Menschenrechte/Anhörung

Berlin: (hib/AHE) Experten begrüßen die deutlichen deutschen Zuwächse in der humanitären Hilfe in den vergangenen Jahren. In einer öffentlichen Anhörung zum "Bericht der Bundesregierung über die deutsche humanitäre Hilfe im Ausland in den Jahren 2014 bis 2017" (19/5720) sahen einige Sachverständige am Mittwoch im Menschenrechtsausschuss aber auch Verbesserungsbedarf - weniger bei der Rolle Deutschlands als Geber als in seiner Rolle als gestaltender Akteur im humanitären System.

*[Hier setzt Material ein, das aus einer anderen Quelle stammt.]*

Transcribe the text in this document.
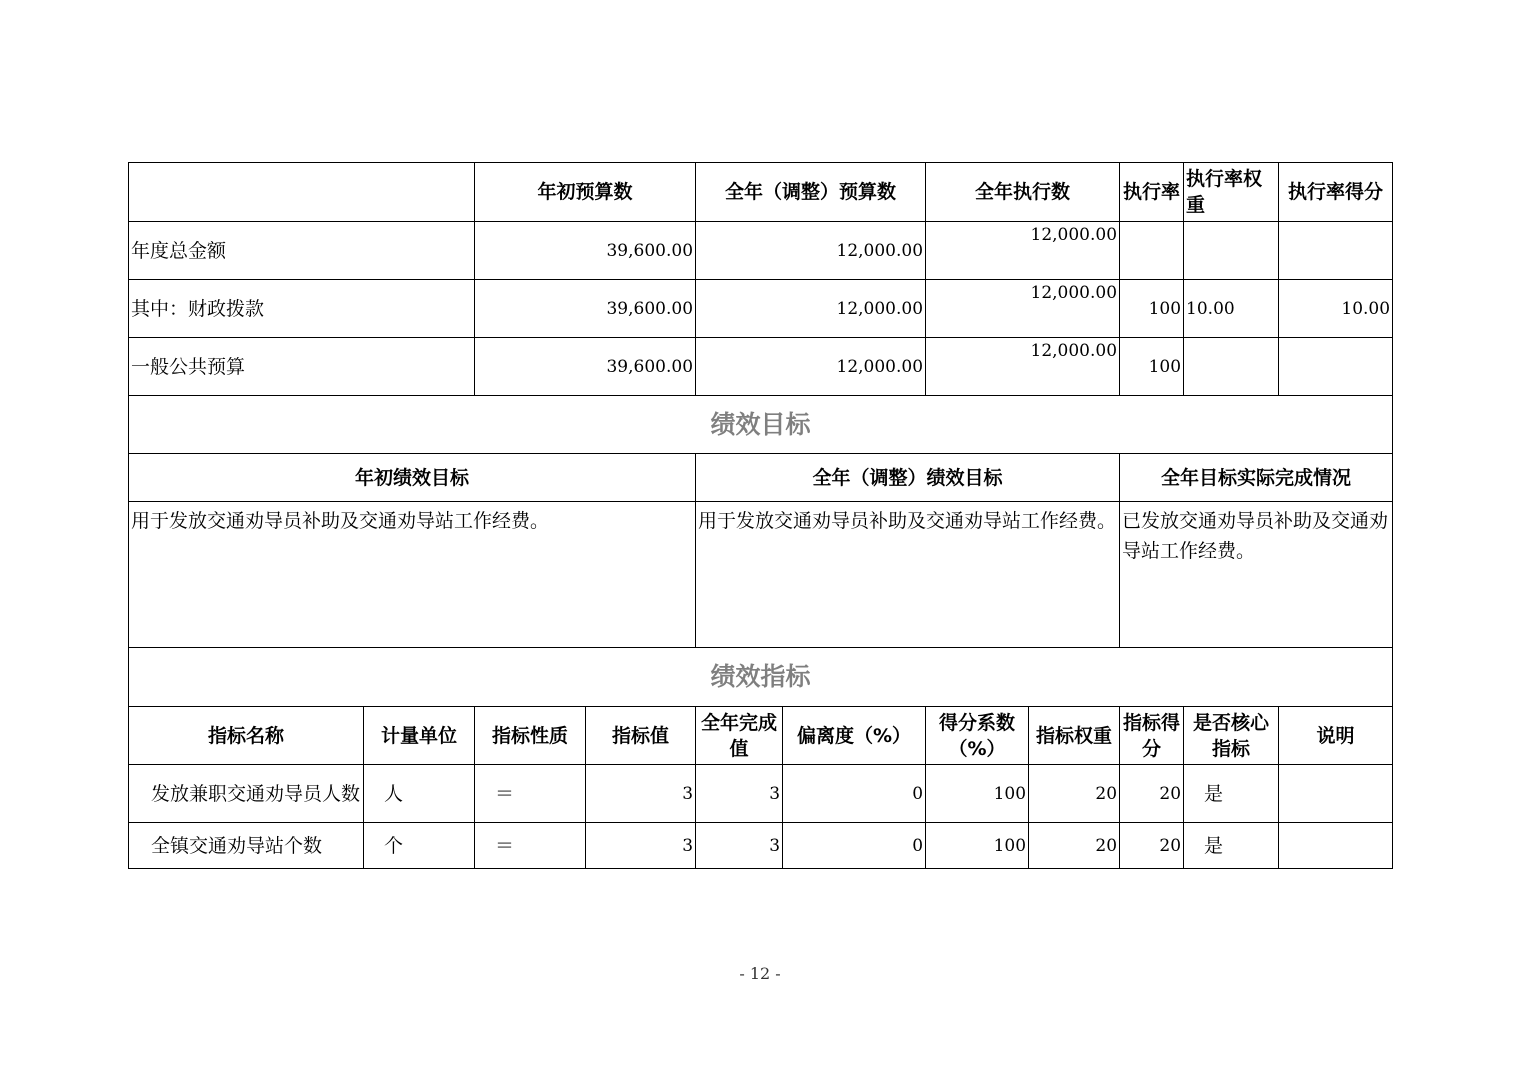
		年初预算数		全年（调整）预算数		全年执行数		执行率	执行率权重	执行率得分
年度总金额		39,600.00		12,000.00		12,000.00				
其中：财政拨款		39,600.00		12,000.00		12,000.00		100	10.00	10.00
一般公共预算		39,600.00		12,000.00		12,000.00		100		
绩效目标										
年初绩效目标				全年（调整）绩效目标				全年目标实际完成情况		
用于发放交通劝导员补助及交通劝导站工作经费。				用于发放交通劝导员补助及交通劝导站工作经费。				已发放交通劝导员补助及交通劝导站工作经费。		
绩效指标										
指标名称	计量单位	指标性质	指标值	全年完成值	偏离度（%）	得分系数（%）	指标权重	指标得分	是否核心指标	说明
发放兼职交通劝导员人数	人	＝	3	3	0	100	20	20	是	
全镇交通劝导站个数	个	＝	3	3	0	100	20	20	是	
- 12 -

Dem Bericht der Bundesregierung zufolge hat sich Deutschland im Jahre 2017 zum weltweit zweitgrößten bilateralen Geber humanitärer Hilfe entwickelt. Demnach seien die Mittel für humanitäre Hilfe von 416 Millionen Euro im Jahre 2014 auf 1,76 Milliarden Euro im Jahr 2017 gestiegen. Regionale Schwerpunkte der deutschen humanitären Hilfe seien der Nahe Osten und Afrika, wobei die Syrien-Krise sowie die Hungerkrisen in Afrika besonders im Fokus stehen würden. Besondere Aufmerksamkeit würde der humanitären Hilfe in Flucht- und Vertreibungssituationen geschenkt. Daneben blieben humanitäre Katastrophenvorsorge sowie humanitäres Minen- und Kampfmittelräumen wichtige Schwerpunkte des deutschen Engagements.

Bodo von Borries (Verband Entwicklungspolitik und Humanitäre Hilfe deutscher Nichtregierungsorganisationen, VENRO) begrüßte den Mittelaufwuchs als "angemessene Reaktion auf den humanitären Bedarf". Er bekräftigte eine Forderung des Humanitären Weltgipfels: Hilfe solle unter dem Stichwort Lokalisierung flexibler und dezentraler gestaltet sein. Das bedeute zum Beispiel, Akteure vor Ort einzubeziehen, die im humanitären System bisher "wenig sichtbar" gewesen seien, lokale Selbsthilfe etwa oder die Diaspora eines von einem Konflikt oder einer Naturkatastrophe betroffenen Landes.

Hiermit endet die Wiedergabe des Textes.